コメント日が  古い順  |   新しい順
千年マルテンサイト (グローバルサムライ)
2024-03-27 22:42:20
最近はChatGPTや生成AI等で人工知能の普及がアルゴリズム革命の衝撃といってブームとなっていますよね。ニュートンやアインシュタインの理論駆動型を打ち壊して、データ駆動型の世界を切り開いているという。当然ながらこのアルゴリズムにんげんの考えることを模擬するのだがら、当然哲学にも影響を与えるし、中国の文化大革命のようなイデオロギーにも影響を及ぼす。さらにはこの人工知能にはブラックボックス問題という数学的に分解してもなぜそうなったのか分からないという問題が存在している。
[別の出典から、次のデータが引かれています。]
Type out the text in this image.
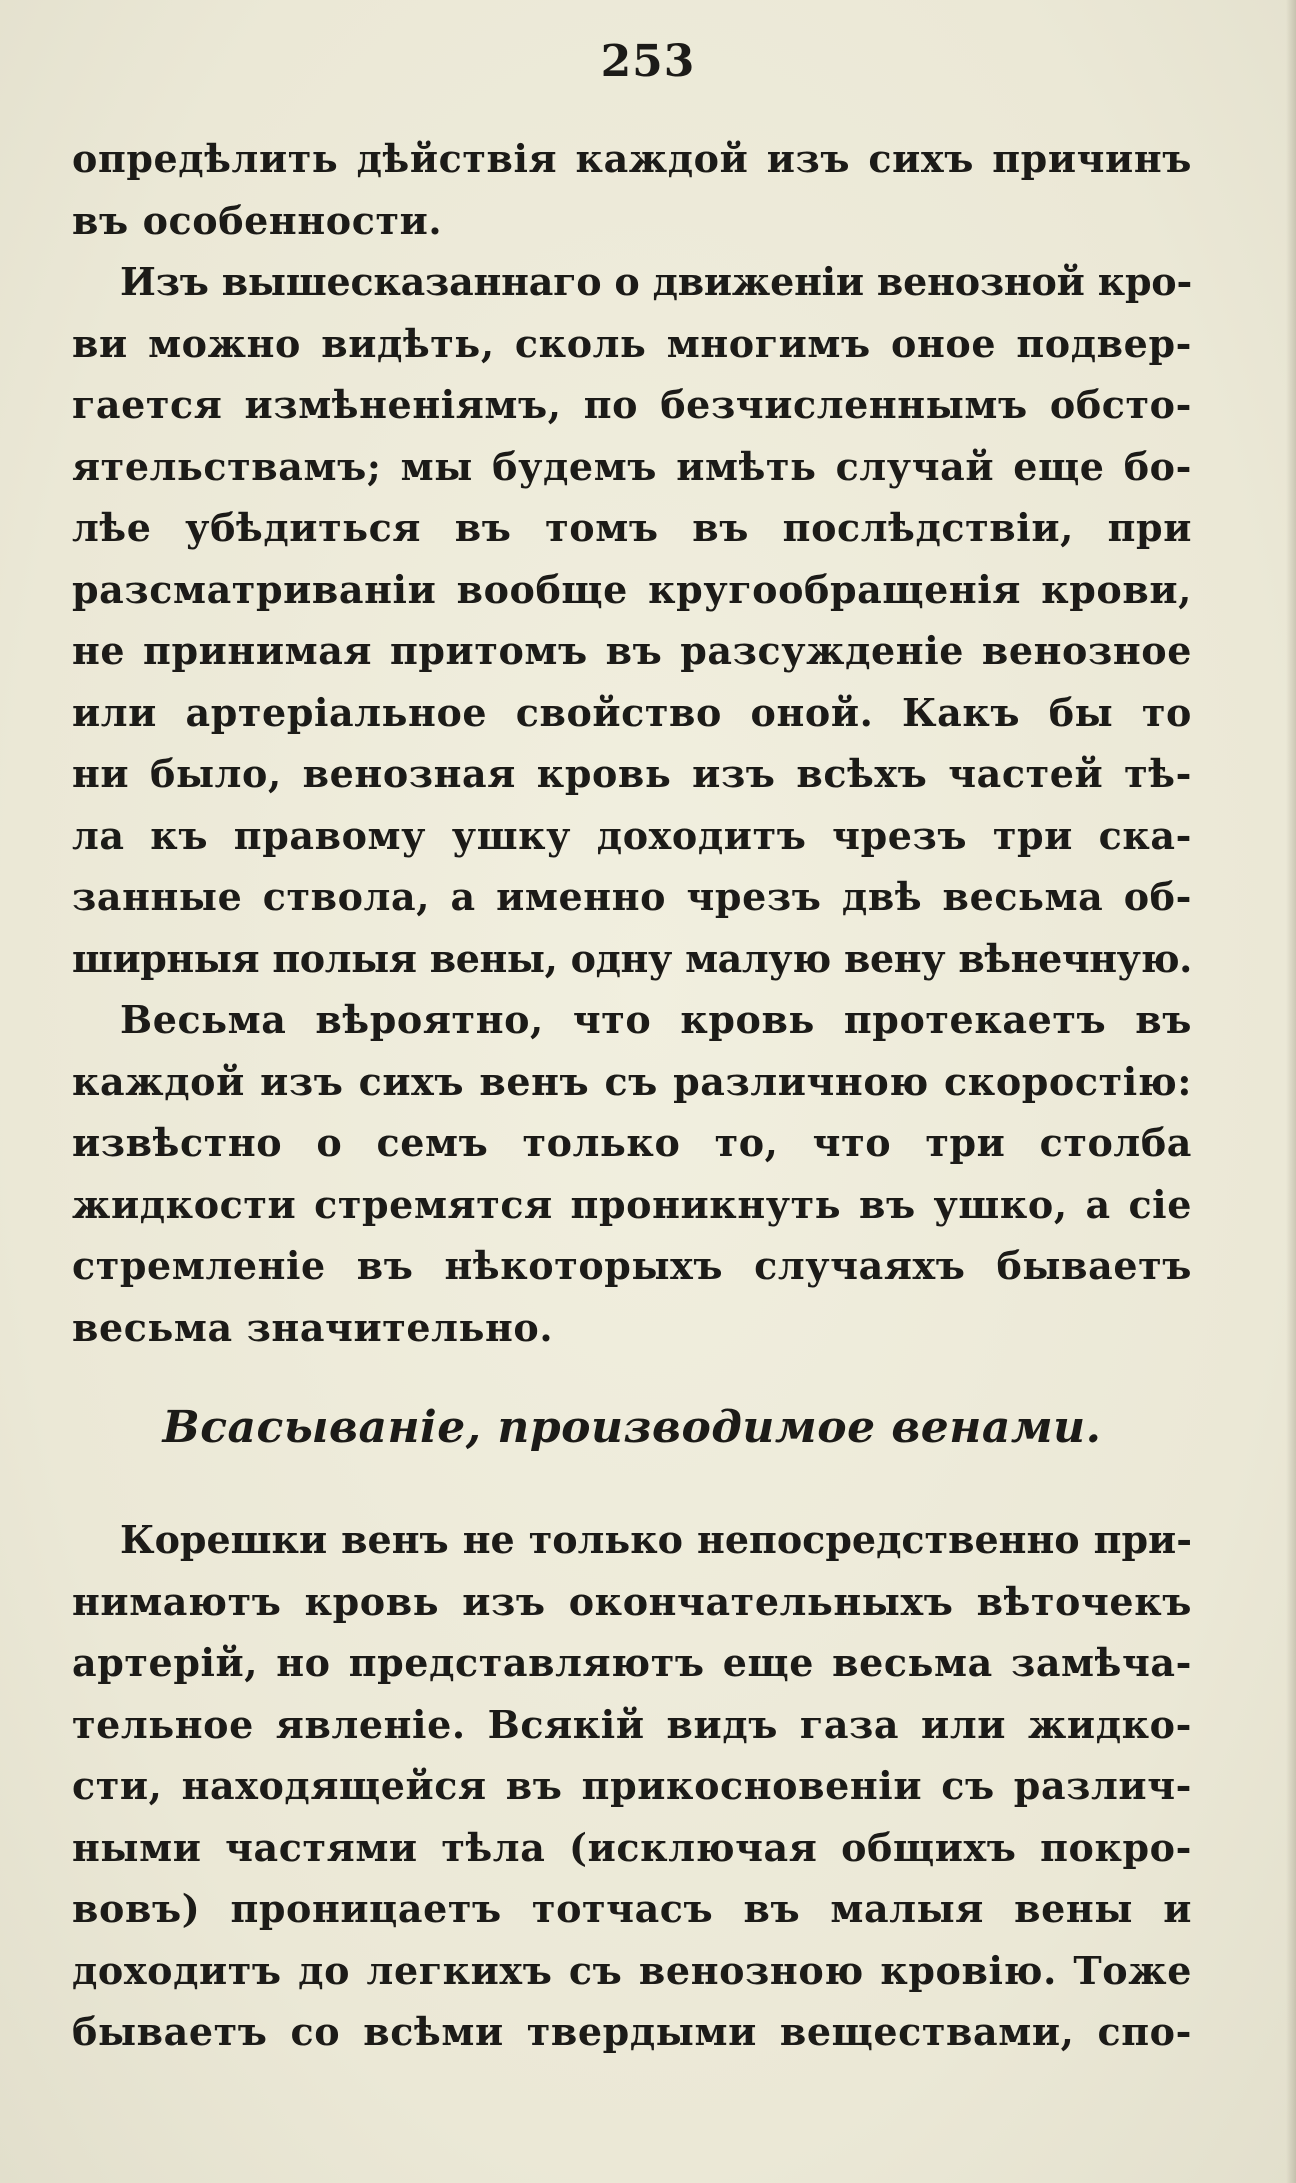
253
опредѣлить дѣйствія каждой изъ сихъ причинъ
въ особенности.
Изъ вышесказаннаго о движеніи венозной кро-
ви можно видѣть, сколь многимъ оное подвер-
гается измѣненіямъ, по безчисленнымъ обсто-
ятельствамъ; мы будемъ имѣть случай еще бо-
лѣе убѣдиться въ томъ въ послѣдствіи, при
разсматриваніи вообще кругообращенія крови,
не принимая притомъ въ разсужденіе венозное
или артеріальное свойство оной. Какъ бы то
ни было, венозная кровь изъ всѣхъ частей тѣ-
ла къ правому ушку доходитъ чрезъ три ска-
занные ствола, а именно чрезъ двѣ весьма об-
ширныя полыя вены, одну малую вену вѣнечную.
Весьма вѣроятно, что кровь протекаетъ въ
каждой изъ сихъ венъ съ различною скоростію:
извѣстно о семъ только то, что три столба
жидкости стремятся проникнуть въ ушко, а сіе
стремленіе въ нѣкоторыхъ случаяхъ бываетъ
весьма значительно.
Всасываніе, производимое венами.
Корешки венъ не только непосредственно при-
нимаютъ кровь изъ окончательныхъ вѣточекъ
артерій, но представляютъ еще весьма замѣча-
тельное явленіе. Всякій видъ газа или жидко-
сти, находящейся въ прикосновеніи съ различ-
ными частями тѣла (исключая общихъ покро-
вовъ) проницаетъ тотчасъ въ малыя вены и
доходитъ до легкихъ съ венозною кровію. Тоже
бываетъ со всѣми твердыми веществами, спо-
そんな中、単純な問題であれば分解できるとした「材料物理数学再武装」というものが以前より脚光を浴びてきた。これは非線形関数の造形方法とはどういうことかという問題を大局的にとらえ、たとえば経済学で主張されている国富論の神の見えざる手というものが2つの関数の結合を行う行為で、関数接合論と呼ばれ、それの高次的状態がニューラルネットワークをはじめとするAI研究の最前線につながっているとするものだ。この関数接合論は経営学ではKPI競合モデルとも呼ばれ、様々な分野へその思想が波及してきている。この新たな哲学の胎動は「哲学」だけあってあらゆるものの根本を揺さぶり始めている。こういうのは従来の科学技術の一神教的観点でなく日本らしさとも呼べるような多神教的発想と考えられる。